Principal output data from BEAST relates to the movements of all bearing components, the contact forces between the components, and the forces with the environment. Additionally, detailed data from the contacts are produced (for example, power loss, lubricant film thickness, pressure distribution, slip-speed distribution, and wear). Figure 2
The output data can be studied in several ways. Animation of bearing components can serve as a good visual starting point (and motions can be magnified for more clarity). Force or velocity vectors can be added to the animation. Some parameters, such as contact pressure or slip velocities, can be displayed as three-dimensional images on the bodies or on parametric surfaces. All output data can be reviewed in more detail using graphical formats.
The integration of Design for Six Sigma (DfSS) into the modeling process introduces a framework for optimized evaluation of selected bearing arrangements. Utilizing the DfSS process enables a structured approach and toolbox to identify critical to performance operating parameters.
The performance of bearings will be influenced by many different system design and operating parameters. Some can be controlled during operation, while others cannot but may have a significant impact on system performance. One example of combining virtual simulation and DfSS is to generate a virtual design of experiments (DoE). Through a statistical analysis of DoE results, the robustness of a bearing system can be ascertained along with the influences that design parameters exert on performance. Figure 3
In a design of experiments, different calculation runs will be made to rank the parameters in terms of their influence on the bearing’s performance. The model allows many more parameters to be analyzed independently compared with physical assembly and testing. This type of analysis can help optimize system settings to increase robustness and reduce performance variability.
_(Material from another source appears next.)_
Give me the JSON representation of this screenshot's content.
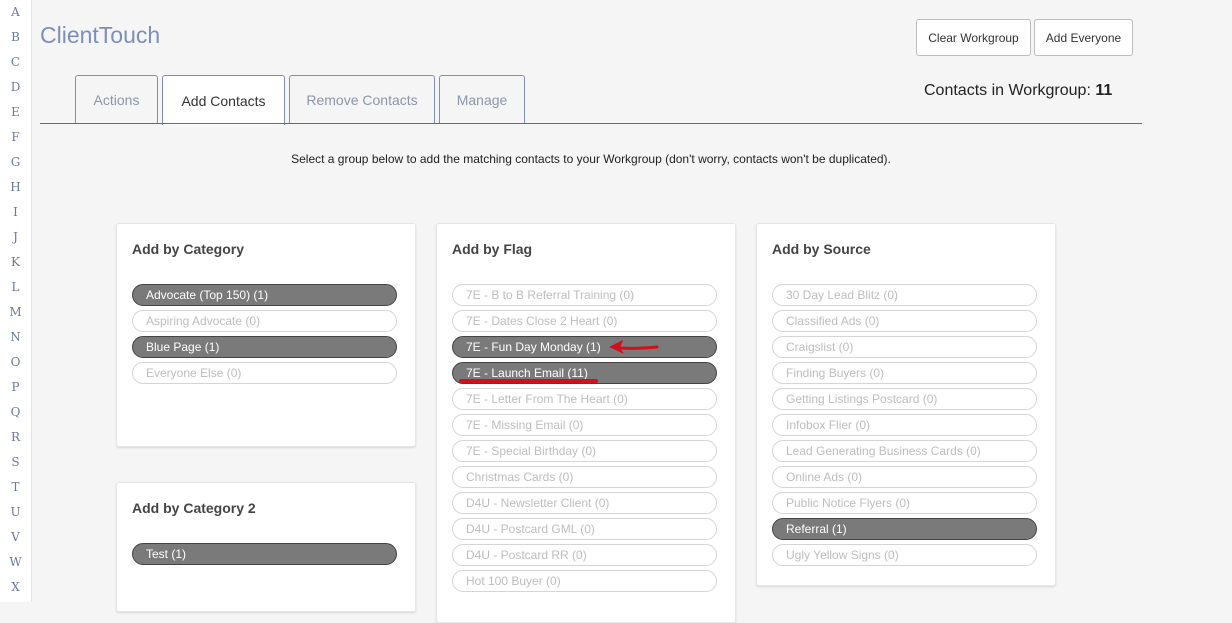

Such models can help designers narrow their choices and evaluate the various options early in the design process or beyond. Designers can strategically factor in different parameters and tolerances to understand how they will impact overall performance without use of a prototype or physical testing. As a particular example, friction and thermal models can provide an accurate temperature prediction that can help in determining bearing life and clearance, lubrication intervals and conditions, and proper lubricant selection, among other purposes.
Final Note
While virtual simulation and testing cannot necessarily replace all physical testing and prototyping, technologies offer a practical methodology to investigate parameters and test conditions too difficult to achieve otherwise. Along the way, the number of iterations on the road to a viable design can be reduced significantly. In the near future, advances in computers and simulation technology can be expected to increase capabilities and provide designers with even keener insights into how bearings and systems can (and should) perform.